Semana passada estava trabalhando num contrato bem específico, sabe quando você tem vontade alterar tudo e reescrever? Então, estava nesse ponto, mas considerando que a minuta tinha sido elaborada por um outro advogado, respirei fundo, passei um café, e alterei o mínimo para proteger meu cliente. Aliás, esse pra mim é um dos principais objetivos de um contrato bem-feito, proteger meus clientes de prejuízos, e demandas futuras.
E entre um leitura e releitura de cláusulas, liga um cliente para agendar um horário, como de praxe pedi para adiantar o assunto, até mesmo para verificar minha agenda, pois em caso de prazo, ou audiência preciso adequar a urgência, mas o cliente justificou que não tinha urgência, mas preferia que a conversa fosse pessoalmente, e pelo tom de voz entendi que sim, havia uma urgência, não a processual como já nos acostumamos, e sim a urgência de dividir, desabafar, relatar o ocorrido.
No dia e horário combinado, o cliente sempre sorridente, com fala aguda, e energia contagiante, recusou o café, e começou a relatar o que havia acontecido nos dias anteriores, me esforcei para ouvir, inclinando a cabeça tentando me aproximar, pois a voz potente tinha sido substituída por sussurros quase que inaudíveis, as lágrimas que britavam silenciosamente, escorregaram, seguindo o curso das linhas de expressão já latentes num senhor que cruzou seus sessenta e oito anos, e o que eu sempre achei um defeito gave, naquele dia me salvou, não sou emotiva, e isso me deu serenidade para uma escuta atenta, minha emoção estava controlada, e puder dar atenção irrestrita ao cliente.
Ao narrar todo o ocorrido, foi tomada por uma revolta, uma indignação, uma emoção que também não faz parte da minha advocacia predominantemente empresarial, lido diariamente com empresas, com CNPJ´s, é claro que a cada inscrição de pessoa jurídica há diversos CPF´s, mas de forma geral são temas menos passionais.
Bom mesmo sendo um profissional experiente, com curso superior e qualificação valorizada no mercado de trabalho, esse cliente foi demitido menos de 24 horas após apresentar um laudo médico ao departamento de recursos humanos da empresa que trabalhava.
Após algumas ausências, e ainda assimilando o diagnostico que tinha recebido há poucos dias, esse cliente, como de praxe entregou na empresa o documento médico que justificaria sua ausência, mas no dia seguinte foi chamado por seu supervisor, e teve seu contrato de trabalho rescindido, sem justificativa, afinal o empregador tem o poder diretivo de demitir, artigo 2º. da CLT.

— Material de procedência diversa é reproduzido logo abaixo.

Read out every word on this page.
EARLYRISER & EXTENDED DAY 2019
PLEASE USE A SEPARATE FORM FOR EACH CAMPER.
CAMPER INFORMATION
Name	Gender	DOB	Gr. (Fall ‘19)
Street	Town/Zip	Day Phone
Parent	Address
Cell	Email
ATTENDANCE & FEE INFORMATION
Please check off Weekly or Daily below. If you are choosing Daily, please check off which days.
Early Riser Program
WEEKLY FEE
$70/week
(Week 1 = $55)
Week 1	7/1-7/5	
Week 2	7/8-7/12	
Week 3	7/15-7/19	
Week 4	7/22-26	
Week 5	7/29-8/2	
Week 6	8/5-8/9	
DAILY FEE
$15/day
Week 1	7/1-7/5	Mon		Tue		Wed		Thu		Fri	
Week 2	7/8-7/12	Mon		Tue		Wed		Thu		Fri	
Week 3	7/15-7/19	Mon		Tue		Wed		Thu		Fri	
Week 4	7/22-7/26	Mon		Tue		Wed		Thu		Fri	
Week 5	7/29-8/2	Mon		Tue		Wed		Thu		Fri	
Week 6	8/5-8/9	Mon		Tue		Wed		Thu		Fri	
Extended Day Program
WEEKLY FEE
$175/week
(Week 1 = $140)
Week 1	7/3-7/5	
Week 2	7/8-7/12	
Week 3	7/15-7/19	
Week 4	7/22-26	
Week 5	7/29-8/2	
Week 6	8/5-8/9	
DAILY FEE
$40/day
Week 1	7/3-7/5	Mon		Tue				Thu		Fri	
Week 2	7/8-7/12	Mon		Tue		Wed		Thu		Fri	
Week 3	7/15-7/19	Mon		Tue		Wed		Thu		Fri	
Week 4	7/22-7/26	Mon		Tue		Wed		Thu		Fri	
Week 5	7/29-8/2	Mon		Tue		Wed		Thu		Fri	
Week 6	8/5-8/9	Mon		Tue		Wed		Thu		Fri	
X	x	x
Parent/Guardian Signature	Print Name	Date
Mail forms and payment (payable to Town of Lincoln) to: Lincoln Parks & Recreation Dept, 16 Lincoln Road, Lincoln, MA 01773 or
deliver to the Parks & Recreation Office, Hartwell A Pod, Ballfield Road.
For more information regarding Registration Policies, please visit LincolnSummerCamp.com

Ainda tentando assimilar o diagnóstico de HIV, o trabalhador tinha que lidar com a ruptura do seu contrato de trabalho nesse momento de total vulnerabilidade, na data agendada o empregador realizou o pagamento de todos os valores advindos da verba rescisória, e ainda tinha o direito ao seguro desemprego, e ainda em caso de evolução da doença, que o tornasse incapacitante, o trabalhador poderia pleitear o benefício de auxílio-doença, ou aposentadoria por invalidez, dependendo de perícia médica para atestar sua eventual incapacidade laborativa.
Pois bem, esse caso pode sim ser considerado uma dispensa discriminatória, que de forma simplista explico, essa ocorre quando o empregador demite um funcionário sem uma justificativa legítima, e acredita-se que a dispensa ocorreu com base em discriminação.
Sobre a situação narrada aqui, o Tribunal Superior do Trabalho, em Súmula 443 , presume como discriminatória a despedida de empregado portador do vírus HIV ou de outra doença grave que suscite estigma ou preconceito, diante da ausência de provas em contrário, fato que se configurado consagraria o direito do trabalhadora a reintegração ao seu posto de trabalho.